On dira que les circonstances de la guerre expliquent beaucoup de choses. Certes. Mais cela ne justifie rien. Et notamment pas l'arbitraire total de ces arrestations, malgré "l'instruction judiciaire" qui se poursuit dans ces conditions dantesques jusqu'au prononcé de peines "au nom du peuple". Angela, comme Dimitri Vitkovski, fait preuve à cette occasion d'une belle résistance, en usant quatre juges successifs et en refusant de signer le moindre aveu...ce qui lui vaut une condamnation inhabituellement clémente à cinq ans de déportation au lieu des dix habituels.

 

"On m'a mise au mur et on m'a lu ma condamnation : cinq ans de camp sans confiscation ni suspension du droit de vote. (...) J'avais l'impression qu'il y avait là une erreur et j'ai demandé à lire moi-même.(...) Si naguère on avait dit que cinq ans de captivité étaient peu de chose, nous aurions sûrement douté de la responsabilité de celui qui disait cela, mais ici nous mesurions le temps avec d'autres unités, ce qui en quelque sorte était un triomphe de la relativité." (p118-9)

Ici on voit un autre trait de personnalité favorable à la résilience : le sens de l'humour.

 

 

"La nuit était longue. Ici pas de loupiote au-dessus de la porte comme nous en avions à notre grande satisfaction à la prison de Saratov. Dans l'obscurité, l'une après l'autre traînait les pieds vers la porte et j'en faisais partie. Le pire n'était pas d'y arriver (...) non, le pire était le chemin du retour. La place qu'on avait occupé auparavant n'existait plus, l'espace étroit qu'elle représentait s'était refermé. Il fallait une bonne mémoire pour s'en souvenir. (...)

Il y avait parmi nous une femme qui avait plus de difficulté que toutes les autres (...)

J'écoutais un moment, puis je me levais. Je la prenais par la main, elle faisait confiance. Quand j'avais enfin trouvé sa place, il fallait que je l'aide à grimper et à s'allonger. Elle était démunie au-delà de toute mesure. Je me souviens très bien de son nom; je me bornerai ici à dire qu'elle était parente avec la mathématicienne Kovalevskaïa et qu'elle est morte dans cette prison." (p 114-5)

Ce passage est l'un des rares où se manifeste une forme de compassion dans un univers qui en est totalement dénué. Je ne peux m'empêcher de penser que c'est sans doute ce reste d'empathie qui a sauvé Angela, en plus de la chance, et qu'elle fait partie intégrante de sa résistance au mal.

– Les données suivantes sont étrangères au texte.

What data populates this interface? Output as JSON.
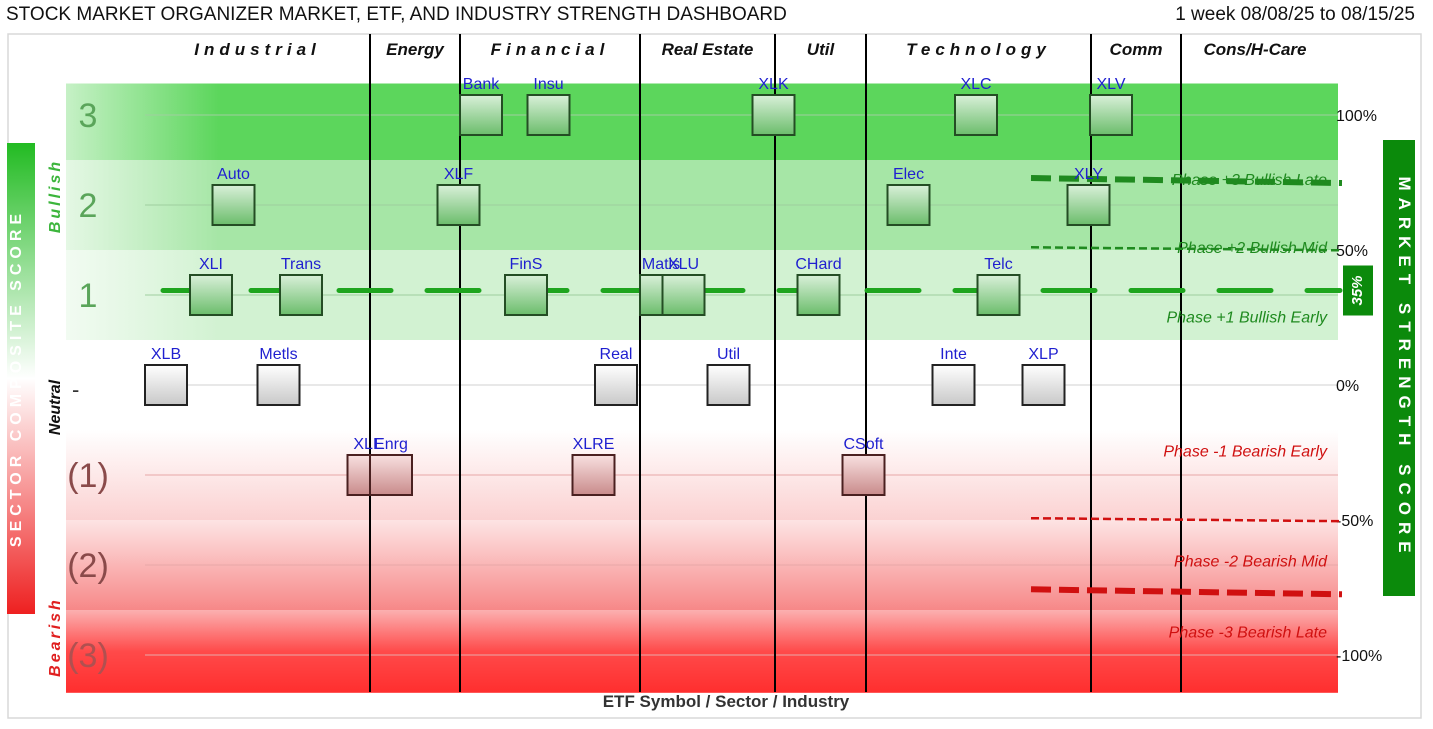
{
  "page": {
    "title": "STOCK MARKET ORGANIZER MARKET, ETF, AND INDUSTRY STRENGTH DASHBOARD",
    "date_range": "1 week 08/08/25 to 08/15/25"
  },
  "chart_data": {
    "type": "scatter",
    "title": "STOCK MARKET ORGANIZER MARKET, ETF, AND INDUSTRY STRENGTH DASHBOARD",
    "xlabel": "ETF Symbol / Sector / Industry",
    "ylabel_left": "SECTOR COMPOSITE SCORE",
    "ylabel_right": "MARKET STRENGTH SCORE",
    "ylim": [
      -3.5,
      3.5
    ],
    "left_ticks": [
      {
        "value": 3,
        "label": "3",
        "color": "#5aa55a"
      },
      {
        "value": 2,
        "label": "2",
        "color": "#5aa55a"
      },
      {
        "value": 1,
        "label": "1",
        "color": "#5aa55a"
      },
      {
        "value": 0,
        "label": "-",
        "color": "#333333"
      },
      {
        "value": -1,
        "label": "(1)",
        "color": "#8a4a4a"
      },
      {
        "value": -2,
        "label": "(2)",
        "color": "#8a4a4a"
      },
      {
        "value": -3,
        "label": "(3)",
        "color": "#b05050"
      }
    ],
    "right_ticks": [
      {
        "value": 3,
        "label": "100%"
      },
      {
        "value": 1.5,
        "label": "50%"
      },
      {
        "value": 0,
        "label": "0%"
      },
      {
        "value": -1.5,
        "label": "-50%"
      },
      {
        "value": -3,
        "label": "-100%"
      }
    ],
    "zone_labels": [
      {
        "label": "Bullish",
        "value": 2.1,
        "color": "#3cb53c"
      },
      {
        "label": "Neutral",
        "value": -0.25,
        "color": "#111111"
      },
      {
        "label": "Bearish",
        "value": -2.8,
        "color": "#e02020"
      }
    ],
    "sectors": [
      {
        "name": "Industrial",
        "from": 0,
        "to": 4,
        "spaced": true
      },
      {
        "name": "Energy",
        "from": 4,
        "to": 5,
        "spaced": false
      },
      {
        "name": "Financial",
        "from": 5,
        "to": 7,
        "spaced": true
      },
      {
        "name": "Real Estate",
        "from": 7,
        "to": 8,
        "spaced": false
      },
      {
        "name": "Util",
        "from": 8,
        "to": 9,
        "spaced": false
      },
      {
        "name": "Technology",
        "from": 9,
        "to": 11.5,
        "spaced": true
      },
      {
        "name": "Comm",
        "from": 11.5,
        "to": 12.5,
        "spaced": false
      },
      {
        "name": "Cons/H-Care",
        "from": 12.5,
        "to": 14,
        "spaced": false
      }
    ],
    "points": [
      {
        "symbol": "XLB",
        "x": 0,
        "score": 0
      },
      {
        "symbol": "XLI",
        "x": 1,
        "score": 1
      },
      {
        "symbol": "Auto",
        "x": 1.5,
        "score": 2
      },
      {
        "symbol": "Metls",
        "x": 2.5,
        "score": 0
      },
      {
        "symbol": "Trans",
        "x": 3,
        "score": 1
      },
      {
        "symbol": "XLE",
        "x": 4.5,
        "score": -1
      },
      {
        "symbol": "Enrg",
        "x": 5,
        "score": -1
      },
      {
        "symbol": "XLF",
        "x": 6.5,
        "score": 2
      },
      {
        "symbol": "Bank",
        "x": 7,
        "score": 3
      },
      {
        "symbol": "FinS",
        "x": 8,
        "score": 1
      },
      {
        "symbol": "Insu",
        "x": 8.5,
        "score": 3
      },
      {
        "symbol": "XLRE",
        "x": 9.5,
        "score": -1
      },
      {
        "symbol": "Real",
        "x": 10,
        "score": 0
      },
      {
        "symbol": "Matls",
        "x": 11,
        "score": 1
      },
      {
        "symbol": "XLU",
        "x": 11.5,
        "score": 1
      },
      {
        "symbol": "Util",
        "x": 12.5,
        "score": 0
      },
      {
        "symbol": "XLK",
        "x": 13.5,
        "score": 3
      },
      {
        "symbol": "CHard",
        "x": 14.5,
        "score": 1
      },
      {
        "symbol": "CSoft",
        "x": 15.5,
        "score": -1
      },
      {
        "symbol": "Elec",
        "x": 16.5,
        "score": 2
      },
      {
        "symbol": "Inte",
        "x": 17.5,
        "score": 0
      },
      {
        "symbol": "XLC",
        "x": 18,
        "score": 3
      },
      {
        "symbol": "Telc",
        "x": 18.5,
        "score": 1
      },
      {
        "symbol": "XLP",
        "x": 19.5,
        "score": 0
      },
      {
        "symbol": "XLY",
        "x": 20.5,
        "score": 2
      },
      {
        "symbol": "XLV",
        "x": 21,
        "score": 3
      }
    ],
    "market_strength": {
      "value": 35,
      "label": "35%"
    },
    "phases": [
      {
        "label": "Phase +3 Bullish Late",
        "value": 2.28,
        "line_value": 2.3,
        "line_style": "thick",
        "color": "#1f8a1f"
      },
      {
        "label": "Phase +2 Bullish Mid",
        "value": 1.52,
        "line_value": 1.53,
        "line_style": "thin",
        "color": "#1f8a1f"
      },
      {
        "label": "Phase +1 Bullish Early",
        "value": 0.75,
        "line_value": null,
        "line_style": "none",
        "color": "#1f8a1f"
      },
      {
        "label": "Phase -1 Bearish Early",
        "value": -0.74,
        "line_value": -1.48,
        "line_style": "thin",
        "color": "#d01010"
      },
      {
        "label": "Phase -2 Bearish Mid",
        "value": -1.96,
        "line_value": -2.27,
        "line_style": "thick",
        "color": "#d01010"
      },
      {
        "label": "Phase -3 Bearish Late",
        "value": -2.75,
        "line_value": null,
        "line_style": "none",
        "color": "#d01010"
      }
    ],
    "colors": {
      "bull_strong": "#5cd65c",
      "bull_mid": "#a6e6a6",
      "bull_light": "#d2f2d2",
      "bear_light": "#fde2e2",
      "bear_mid": "#f89a9a",
      "bear_strong": "#ff3b3b",
      "market_band": "#0b8a0b",
      "label_blue": "#1f1fd0"
    }
  }
}
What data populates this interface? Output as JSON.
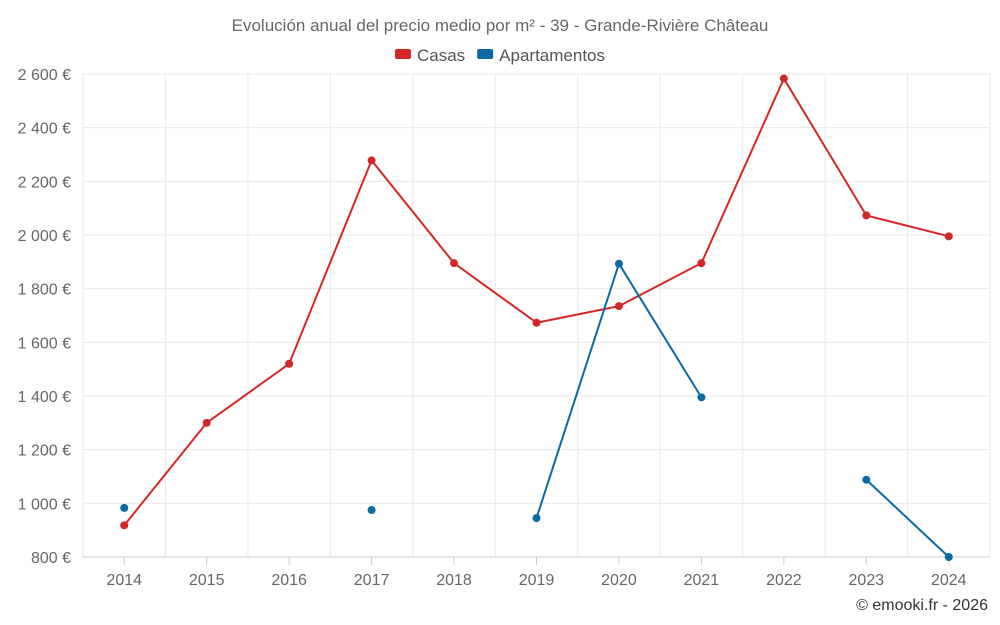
{
  "chart_data": {
    "type": "line",
    "title": "Evolución anual del precio medio por m² - 39 - Grande-Rivière Château",
    "categories": [
      "2014",
      "2015",
      "2016",
      "2017",
      "2018",
      "2019",
      "2020",
      "2021",
      "2022",
      "2023",
      "2024"
    ],
    "ylim": [
      800,
      2600
    ],
    "y_ticks": [
      800,
      1000,
      1200,
      1400,
      1600,
      1800,
      2000,
      2200,
      2400,
      2600
    ],
    "y_tick_labels": [
      "800 €",
      "1 000 €",
      "1 200 €",
      "1 400 €",
      "1 600 €",
      "1 800 €",
      "2 000 €",
      "2 200 €",
      "2 400 €",
      "2 600 €"
    ],
    "grid": true,
    "legend_position": "top-center",
    "series": [
      {
        "name": "Casas",
        "color": "#d62728",
        "values": [
          918,
          1300,
          1520,
          2278,
          1895,
          1673,
          1735,
          1895,
          2583,
          2073,
          1995
        ]
      },
      {
        "name": "Apartamentos",
        "color": "#0b6aa2",
        "values": [
          983,
          null,
          null,
          975,
          null,
          945,
          1893,
          1395,
          null,
          1088,
          800
        ]
      }
    ],
    "credit": "© emooki.fr - 2026"
  }
}
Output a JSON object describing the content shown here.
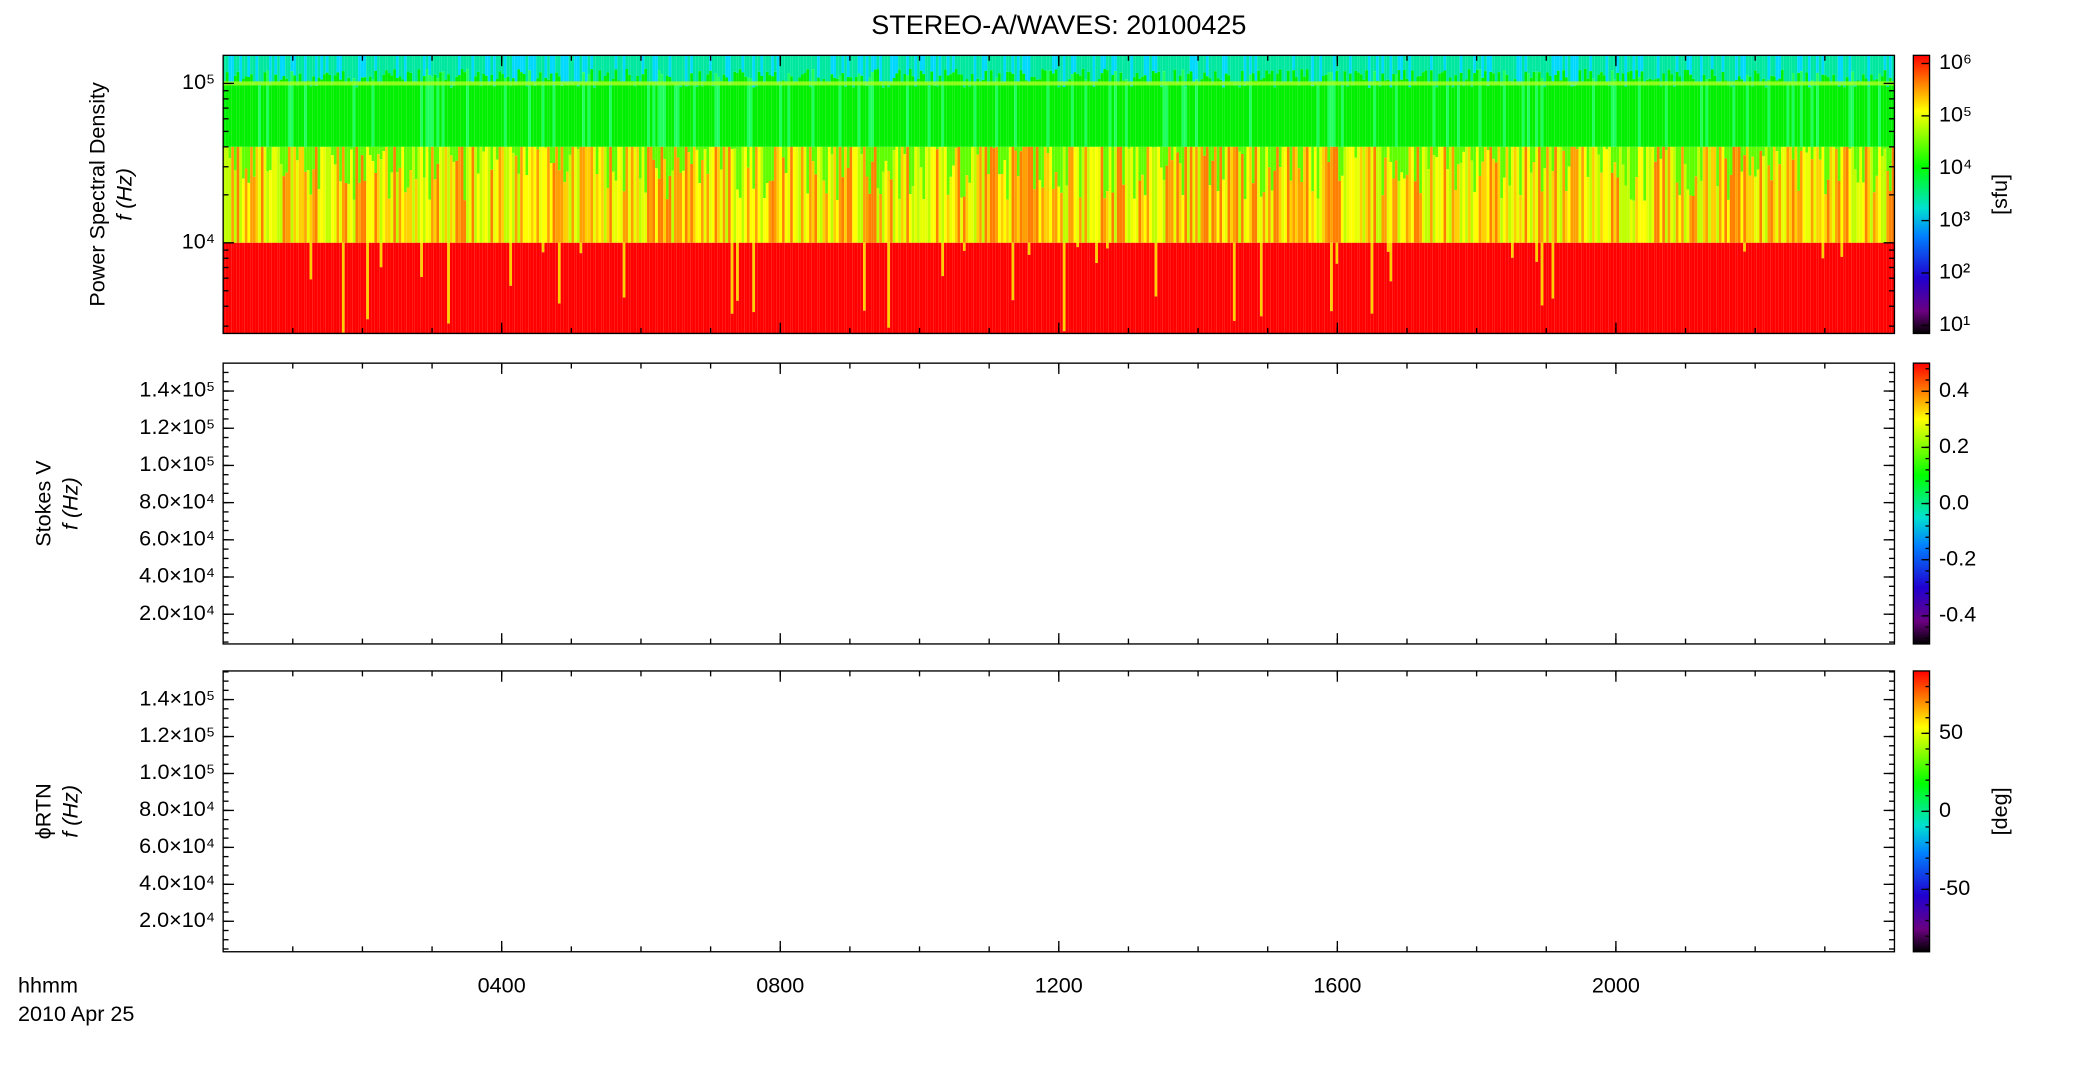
{
  "chart_data": [
    {
      "type": "heatmap",
      "title": "STEREO-A/WAVES: 20100425",
      "ylabel": [
        "Power Spectral Density",
        "f (Hz)"
      ],
      "ylog": true,
      "ylim": [
        2700,
        150000
      ],
      "yticks": [
        {
          "value": 10000,
          "label": "10⁴"
        },
        {
          "value": 100000,
          "label": "10⁵"
        }
      ],
      "colorbar": {
        "colormap": "rainbow",
        "log": true,
        "range": [
          7,
          1430000
        ],
        "ticks": [
          {
            "value": 10,
            "label": "10¹"
          },
          {
            "value": 100,
            "label": "10²"
          },
          {
            "value": 1000,
            "label": "10³"
          },
          {
            "value": 10000,
            "label": "10⁴"
          },
          {
            "value": 100000,
            "label": "10⁵"
          },
          {
            "value": 1000000,
            "label": "10⁶"
          }
        ],
        "label": "[sfu]"
      }
    },
    {
      "type": "heatmap",
      "ylabel": [
        "Stokes V",
        "f (Hz)"
      ],
      "ylog": false,
      "ylim": [
        4000,
        155000
      ],
      "yticks": [
        {
          "value": 20000,
          "label": "2.0×10⁴"
        },
        {
          "value": 40000,
          "label": "4.0×10⁴"
        },
        {
          "value": 60000,
          "label": "6.0×10⁴"
        },
        {
          "value": 80000,
          "label": "8.0×10⁴"
        },
        {
          "value": 100000,
          "label": "1.0×10⁵"
        },
        {
          "value": 120000,
          "label": "1.2×10⁵"
        },
        {
          "value": 140000,
          "label": "1.4×10⁵"
        }
      ],
      "colorbar": {
        "colormap": "rainbow",
        "log": false,
        "range": [
          -0.5,
          0.5
        ],
        "ticks": [
          -0.4,
          -0.2,
          {
            "value": 0,
            "label": "0.0"
          },
          0.2,
          0.4
        ]
      }
    },
    {
      "type": "heatmap",
      "ylabel": [
        "ϕRTN",
        "f (Hz)"
      ],
      "ylog": false,
      "ylim": [
        3500,
        155500
      ],
      "yticks": [
        {
          "value": 20000,
          "label": "2.0×10⁴"
        },
        {
          "value": 40000,
          "label": "4.0×10⁴"
        },
        {
          "value": 60000,
          "label": "6.0×10⁴"
        },
        {
          "value": 80000,
          "label": "8.0×10⁴"
        },
        {
          "value": 100000,
          "label": "1.0×10⁵"
        },
        {
          "value": 120000,
          "label": "1.2×10⁵"
        },
        {
          "value": 140000,
          "label": "1.4×10⁵"
        }
      ],
      "colorbar": {
        "colormap": "rainbow",
        "log": false,
        "range": [
          -90,
          90
        ],
        "ticks": [
          -50,
          0,
          50
        ],
        "label": "[deg]"
      },
      "xlim": [
        0,
        24
      ],
      "xticks": [
        {
          "value": 4,
          "label": "0400"
        },
        {
          "value": 8,
          "label": "0800"
        },
        {
          "value": 12,
          "label": "1200"
        },
        {
          "value": 16,
          "label": "1600"
        },
        {
          "value": 20,
          "label": "2000"
        }
      ],
      "xlabel": "hhmm",
      "date": "2010 Apr 25"
    }
  ]
}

On relève aussi les quelques gestes d'aide qu'elle a reçus (dons de nourriture en catimini) de co-détenues (une vieille femme pieuse à la tête pleine de poux qui lui donne un peu de sucre alors qu'elle est gravement malade, p 74-6; une jeune paysanne dans un train qui lui donne du pain, p 165) qui témoignent, chacun à leur façon de la persistance de l'empathie chez d'autres prisonnières.

 

Enfin, au terme de cet itinéraire, Angela est affectée comme médecin dans un camp près de Nijni-Taghil, au milieu de l'Oural, en pleine taïga.

 

Au coeur du pandémonium

 

Elle va exercer comme médecin, d'abord en tant que déportée, puis en tant qu ' "exilée pour l'éternité" pendant la majeure partie des 16 ans suivants, jusqu'à sa réhabilitation en 1957. Ceci dans la même région (elle est déplacée un peu plus à l'Est, au coeur de la taïga, près de Tavda).

Ce faisant, elle est située au coeur de ce véritable mouroir qu'est l'appareil des camps. Elle passe elle-même à diverses reprises très près de la mort.

Petite et de constitution apparemment fragile, son étonnante résistance réside dans une formidable énergie investie dans un travail incessant. Elle travaille sans arrêt, sauf lorsque la maladie l'en empêche.

La photographie de couverture du livre révèle, me semble-t-il, cet aspect de sa personnalité : son regard intense et résolu est remarquable.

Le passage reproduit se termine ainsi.